Out-Law Analysis 4 min. read
28 Oct 2021, 2:01 pm
The ruling, by the Western Cape Division of the High Court, builds on case law established by the Supreme Court of Appeal (SCA) and provides further guidance on the scope of powers enjoyed by South African public bodies to review and correct their own decisions and how those powers are impacted by delay in the review process.
An organ of state cannot apply for the review and correction of its own decisions in terms of the Promotion of Administrative Justice Act 3 of 2000 (PAJA) and must do so in terms of the principle of legality, to which the exercise of all public power is subject.

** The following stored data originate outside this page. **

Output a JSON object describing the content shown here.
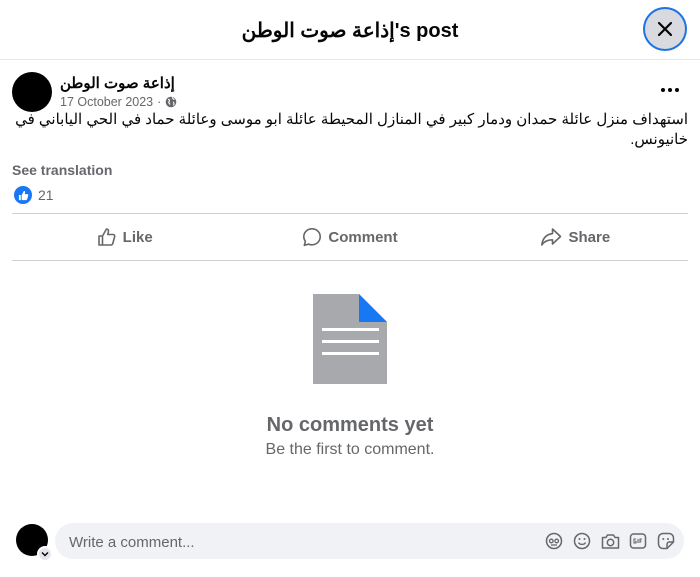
{
  "header": {
    "title": "إذاعة صوت الوطن's post"
  },
  "post": {
    "author": "إذاعة صوت الوطن",
    "date": "17 October 2023",
    "separator": "·",
    "text": "استهداف منزل عائلة حمدان ودمار كبير في المنازل المحيطة عائلة ابو موسى وعائلة حماد في الحي الياباني في خانيونس.",
    "see_translation": "See translation",
    "reaction_count": "21"
  },
  "actions": {
    "like": "Like",
    "comment": "Comment",
    "share": "Share"
  },
  "empty_state": {
    "title": "No comments yet",
    "subtitle": "Be the first to comment."
  },
  "composer": {
    "placeholder": "Write a comment..."
  },
  "colors": {
    "accent": "#1877f2",
    "muted": "#65676b",
    "doc_gray": "#a7a9ad"
  }
}
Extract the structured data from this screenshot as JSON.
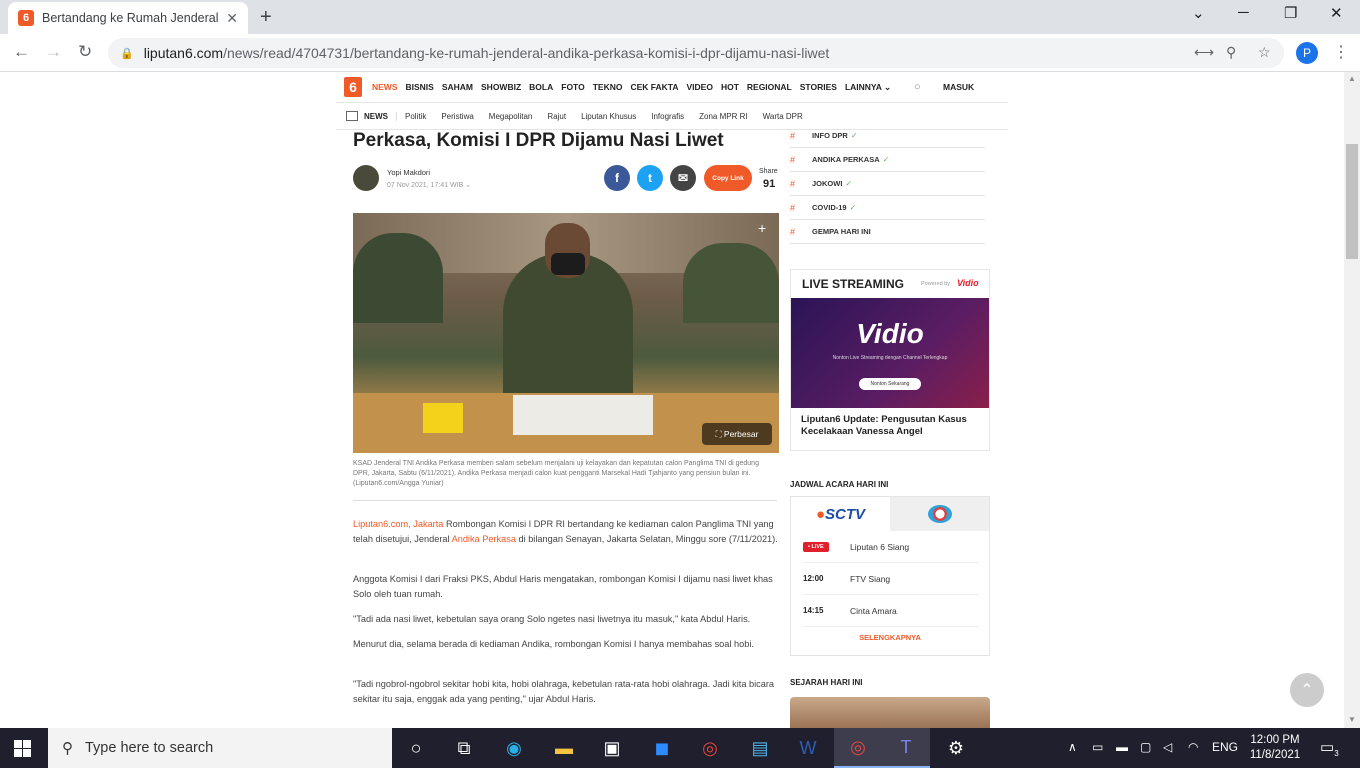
{
  "browser": {
    "tab_title": "Bertandang ke Rumah Jenderal Andika Perkasa",
    "tab_favicon": "6",
    "new_tab": "+",
    "url_domain": "liputan6.com",
    "url_path": "/news/read/4704731/bertandang-ke-rumah-jenderal-andika-perkasa-komisi-i-dpr-dijamu-nasi-liwet",
    "profile_initial": "P"
  },
  "site": {
    "logo": "6",
    "nav": [
      "NEWS",
      "BISNIS",
      "SAHAM",
      "SHOWBIZ",
      "BOLA",
      "FOTO",
      "TEKNO",
      "CEK FAKTA",
      "VIDEO",
      "HOT",
      "REGIONAL",
      "STORIES",
      "LAINNYA ⌄"
    ],
    "login": "MASUK",
    "subnav_head": "NEWS",
    "subnav": [
      "Politik",
      "Peristiwa",
      "Megapolitan",
      "Rajut",
      "Liputan Khusus",
      "Infografis",
      "Zona MPR RI",
      "Warta DPR"
    ]
  },
  "article": {
    "headline": "Perkasa, Komisi I DPR Dijamu Nasi Liwet",
    "author": "Yopi Makdori",
    "date": "07 Nov 2021, 17:41 WIB ⌄",
    "copy_link": "Copy Link",
    "share_label": "Share",
    "share_count": "91",
    "zoom_label": "Perbesar",
    "caption": "KSAD Jenderal TNI Andika Perkasa memberi salam sebelum menjalani uji kelayakan dan kepatutan calon Panglima TNI di gedung DPR, Jakarta, Sabtu (6/11/2021). Andika Perkasa menjadi calon kuat pengganti Marsekal Hadi Tjahjanto yang pensiun bulan ini. (Liputan6.com/Angga Yuniar)",
    "p1_source": "Liputan6.com, Jakarta",
    "p1_a": " Rombongan Komisi I DPR RI bertandang ke kediaman calon Panglima TNI yang telah disetujui, Jenderal ",
    "p1_link": "Andika Perkasa",
    "p1_b": " di bilangan Senayan, Jakarta Selatan, Minggu sore (7/11/2021).",
    "p2": "Anggota Komisi I dari Fraksi PKS, Abdul Haris mengatakan, rombongan Komisi I dijamu nasi liwet khas Solo oleh tuan rumah.",
    "p3": "\"Tadi ada nasi liwet, kebetulan saya orang Solo ngetes nasi liwetnya itu masuk,\" kata Abdul Haris.",
    "p4": "Menurut dia, selama berada di kediaman Andika, rombongan Komisi I hanya membahas soal hobi.",
    "p5": "\"Tadi ngobrol-ngobrol sekitar hobi kita, hobi olahraga, kebetulan rata-rata hobi olahraga. Jadi kita bicara sekitar itu saja, enggak ada yang penting,\" ujar Abdul Haris."
  },
  "sidebar": {
    "tags": [
      "INFO DPR",
      "ANDIKA PERKASA",
      "JOKOWI",
      "COVID-19",
      "GEMPA HARI INI"
    ],
    "live_title": "LIVE STREAMING",
    "powered_by": "Powered by",
    "vidio_small": "Vidio",
    "vidio_logo": "Vidio",
    "vidio_sub": "Nonton Live Streaming dengan Channel Terlengkap",
    "vidio_btn": "Nonton Sekarang",
    "live_caption": "Liputan6 Update: Pengusutan Kasus Kecelakaan Vanessa Angel",
    "jadwal_title": "JADWAL ACARA HARI INI",
    "sctv": "SCTV",
    "schedule": [
      {
        "time": "LIVE",
        "program": "Liputan 6 Siang"
      },
      {
        "time": "12:00",
        "program": "FTV Siang"
      },
      {
        "time": "14:15",
        "program": "Cinta Amara"
      }
    ],
    "more": "SELENGKAPNYA",
    "sejarah_title": "SEJARAH HARI INI"
  },
  "taskbar": {
    "search_placeholder": "Type here to search",
    "lang": "ENG",
    "time": "12:00 PM",
    "date": "11/8/2021",
    "notif_count": "3"
  }
}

PAJA stipulates a period for launching proceedings. However, where there is delay in instituting proceedings in terms of the principle of legality this requires a determination on whether the delay in launching proceedings was unreasonable and after considering certain factors, whether the unreasonable delay can be condoned.

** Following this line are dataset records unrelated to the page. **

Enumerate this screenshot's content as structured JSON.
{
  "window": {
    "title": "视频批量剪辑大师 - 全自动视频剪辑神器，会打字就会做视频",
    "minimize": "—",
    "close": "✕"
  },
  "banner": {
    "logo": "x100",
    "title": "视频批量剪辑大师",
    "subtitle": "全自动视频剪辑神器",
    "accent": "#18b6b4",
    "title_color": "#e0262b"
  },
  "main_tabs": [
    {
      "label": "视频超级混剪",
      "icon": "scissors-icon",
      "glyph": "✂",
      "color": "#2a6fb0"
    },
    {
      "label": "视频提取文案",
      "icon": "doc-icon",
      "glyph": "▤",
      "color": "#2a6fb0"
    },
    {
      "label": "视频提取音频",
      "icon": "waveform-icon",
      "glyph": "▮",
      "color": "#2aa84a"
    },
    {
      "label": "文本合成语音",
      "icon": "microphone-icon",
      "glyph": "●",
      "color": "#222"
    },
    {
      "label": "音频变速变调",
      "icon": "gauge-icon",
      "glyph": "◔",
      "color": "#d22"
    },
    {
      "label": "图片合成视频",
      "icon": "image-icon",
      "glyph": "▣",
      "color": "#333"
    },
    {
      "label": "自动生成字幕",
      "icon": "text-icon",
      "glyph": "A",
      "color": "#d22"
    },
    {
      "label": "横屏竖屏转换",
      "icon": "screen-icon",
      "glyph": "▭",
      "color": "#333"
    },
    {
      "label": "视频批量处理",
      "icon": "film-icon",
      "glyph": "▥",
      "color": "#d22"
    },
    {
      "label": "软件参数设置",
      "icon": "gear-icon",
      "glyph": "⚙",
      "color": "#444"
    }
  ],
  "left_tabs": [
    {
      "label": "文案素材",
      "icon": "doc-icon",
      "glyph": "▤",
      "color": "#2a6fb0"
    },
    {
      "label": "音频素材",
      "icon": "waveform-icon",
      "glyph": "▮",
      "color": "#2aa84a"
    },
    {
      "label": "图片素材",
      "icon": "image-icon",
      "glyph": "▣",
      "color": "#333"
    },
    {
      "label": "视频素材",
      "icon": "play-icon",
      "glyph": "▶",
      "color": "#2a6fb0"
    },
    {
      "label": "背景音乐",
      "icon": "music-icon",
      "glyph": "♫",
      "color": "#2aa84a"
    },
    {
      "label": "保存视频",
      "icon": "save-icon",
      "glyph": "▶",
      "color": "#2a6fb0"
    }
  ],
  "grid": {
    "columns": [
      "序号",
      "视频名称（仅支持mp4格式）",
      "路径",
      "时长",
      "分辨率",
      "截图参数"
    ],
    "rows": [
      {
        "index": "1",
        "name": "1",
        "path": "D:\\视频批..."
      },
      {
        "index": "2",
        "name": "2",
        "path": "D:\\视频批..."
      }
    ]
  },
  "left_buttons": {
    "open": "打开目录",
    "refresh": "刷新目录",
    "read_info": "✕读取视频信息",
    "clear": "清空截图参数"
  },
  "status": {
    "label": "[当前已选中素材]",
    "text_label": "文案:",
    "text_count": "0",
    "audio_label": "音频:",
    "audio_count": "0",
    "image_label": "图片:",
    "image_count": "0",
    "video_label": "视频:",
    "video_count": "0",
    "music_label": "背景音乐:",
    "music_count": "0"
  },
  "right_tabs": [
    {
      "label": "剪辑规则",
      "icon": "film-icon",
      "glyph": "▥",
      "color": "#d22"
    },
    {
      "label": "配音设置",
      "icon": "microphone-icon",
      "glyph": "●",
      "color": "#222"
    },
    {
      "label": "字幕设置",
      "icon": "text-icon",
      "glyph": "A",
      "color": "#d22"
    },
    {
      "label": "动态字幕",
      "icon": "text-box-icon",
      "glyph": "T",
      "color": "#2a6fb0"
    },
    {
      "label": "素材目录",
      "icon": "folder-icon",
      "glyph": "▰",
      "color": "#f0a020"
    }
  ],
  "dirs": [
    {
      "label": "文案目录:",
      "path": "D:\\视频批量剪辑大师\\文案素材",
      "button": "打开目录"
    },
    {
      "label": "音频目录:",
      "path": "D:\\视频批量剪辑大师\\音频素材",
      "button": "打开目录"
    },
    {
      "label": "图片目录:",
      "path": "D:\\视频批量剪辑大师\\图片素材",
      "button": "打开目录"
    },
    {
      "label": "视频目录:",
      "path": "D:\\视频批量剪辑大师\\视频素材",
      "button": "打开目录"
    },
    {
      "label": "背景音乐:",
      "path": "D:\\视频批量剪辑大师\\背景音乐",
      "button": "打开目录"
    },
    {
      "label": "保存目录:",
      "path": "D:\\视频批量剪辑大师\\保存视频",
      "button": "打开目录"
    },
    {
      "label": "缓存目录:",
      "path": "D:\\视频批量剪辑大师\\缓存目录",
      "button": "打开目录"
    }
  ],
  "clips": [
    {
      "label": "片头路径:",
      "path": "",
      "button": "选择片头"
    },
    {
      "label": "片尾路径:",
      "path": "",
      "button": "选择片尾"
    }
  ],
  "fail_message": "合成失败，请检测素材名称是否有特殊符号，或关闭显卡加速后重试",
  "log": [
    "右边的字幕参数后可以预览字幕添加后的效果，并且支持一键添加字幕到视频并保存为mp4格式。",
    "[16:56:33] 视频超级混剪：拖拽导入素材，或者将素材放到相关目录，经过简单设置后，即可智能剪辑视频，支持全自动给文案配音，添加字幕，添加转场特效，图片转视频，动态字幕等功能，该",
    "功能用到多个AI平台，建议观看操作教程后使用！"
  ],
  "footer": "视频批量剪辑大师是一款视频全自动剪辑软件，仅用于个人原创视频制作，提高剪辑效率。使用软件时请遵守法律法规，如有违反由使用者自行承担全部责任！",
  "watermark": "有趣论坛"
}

The law relating to the principle of legality and the reasonableness of delay was considered in the case of George municipality v Van Staden.
Randal Van Standen applied for a vacancy which arose in 2015 which listed certain essential and preferred requirements. The candidate’s appointment was to be based on their ability to satisfy the essential requirements or do so within a reasonable time. Of the 20 candidates that applied for the job, only Van Standen and one other, Mr. Van Rooi, were deemed to have met these requirements. On recommendation from the director of civil engineering services at George municipality, Van Standen was appointed by the municipal manager.
Van Rooi lodged a complaint with the Public Protector in March 2017 alleging that Van Standen did not meet the essential requirements listed in the job specification and that therefore his appointment was irregular. After more than two years, the Public Protector concurred with Van Rooi and directed George municipality to review Van Standen’s appointment in accordance with PAJA.
An organ of state, such as George municipality, can only apply for the review and correction of its own decisions in terms of the principle of legality. Accordingly, it must be determined whether the delay in launching proceedings was unreasonable. The leading case law on this issue in South Africa was developed by the SCA in the recent cases of Special Investigating Unit and Another v Engineered Systems Solutions (Pty) Ltd (the SIU case) and Govan Mbeki Municipality v New Credit Solutions (Pty) Ltd (the Mbeki case).
South African courts have the power to refuse a legality review or, in appropriate circumstances, condone it where there has been unreasonable or undue delay. In the case of in Khumalo v MEC for Education, KwaZulu-Natal (the Khumalo case), the Constitutional Court held that whereas section 237 of the South African Constitution provides that all constitutional obligations must be performed diligently and without delay, it elevates the need for expeditious and diligent compliance by organs of state with their constitutional duties, to an obligation which forms a central part of the principle of legality.
The SIU and Mbeki cases emphasised the need to comply with the Khumalo case and the importance of a factual enquiry upon which a value judgement is to be made in the light of all relevant circumstances in determining whether a delay is unreasonable or undue. The cases also highlighted that:
The High Court applied these principles from case law to the matter between George municipality and Van Standen.
The court held, in determining the reasonableness of the delay, that the municipality’s explanation was materially unsatisfactory. It considered that the authority had made no attempt to investigate the complaint, follow-up with Van Rooi in reviewing the appointment, nor comply with the directive of the Public Protector despite being aware of the problem and numerous exchanges and meetings prompting it to do so.
According to the ruling, there were further delays in launching proceedings and the finalisation of papers when proceedings were instituted. The court considered that this highlighted that George municipality was in no hurry to carry out the instruction of the Public Protector. This conduct was deemed to have resulted in delay which was egregious and unreasonable.
In determining whether the unreasonable delay could be condoned, the court held that were the delay to be overlooked and the appointment of Van Standen to be set aside, it would have caused immense, if not irreparable, harm to Van Standen and his career and would have severely prejudiced him. It also considered that it would have severely undermined the underlying rationale of the principles pertaining to unnecessary and unreasonable delay in self-reviews by organs of state. It said this would encourage dilatoriness on the part of organs of state and would reward George municipality for its lackadaisical attitude to its Constitutional responsibilities.
The High Court dismissed George municipality’s application which sought to review and set aside Van Standen’s appointment.
As reaffirmed in the SIU and Mbeki cases, save in instances of manifest unlawfulness and clear inconsistency with the Constitution, a South African court is entitled to refuse to entertain a legality review at the instance of an organ of state, where there has been an egregious and unreasonable delay.
This case provides a practical example of the application by a lower court of the principles established by the SCA.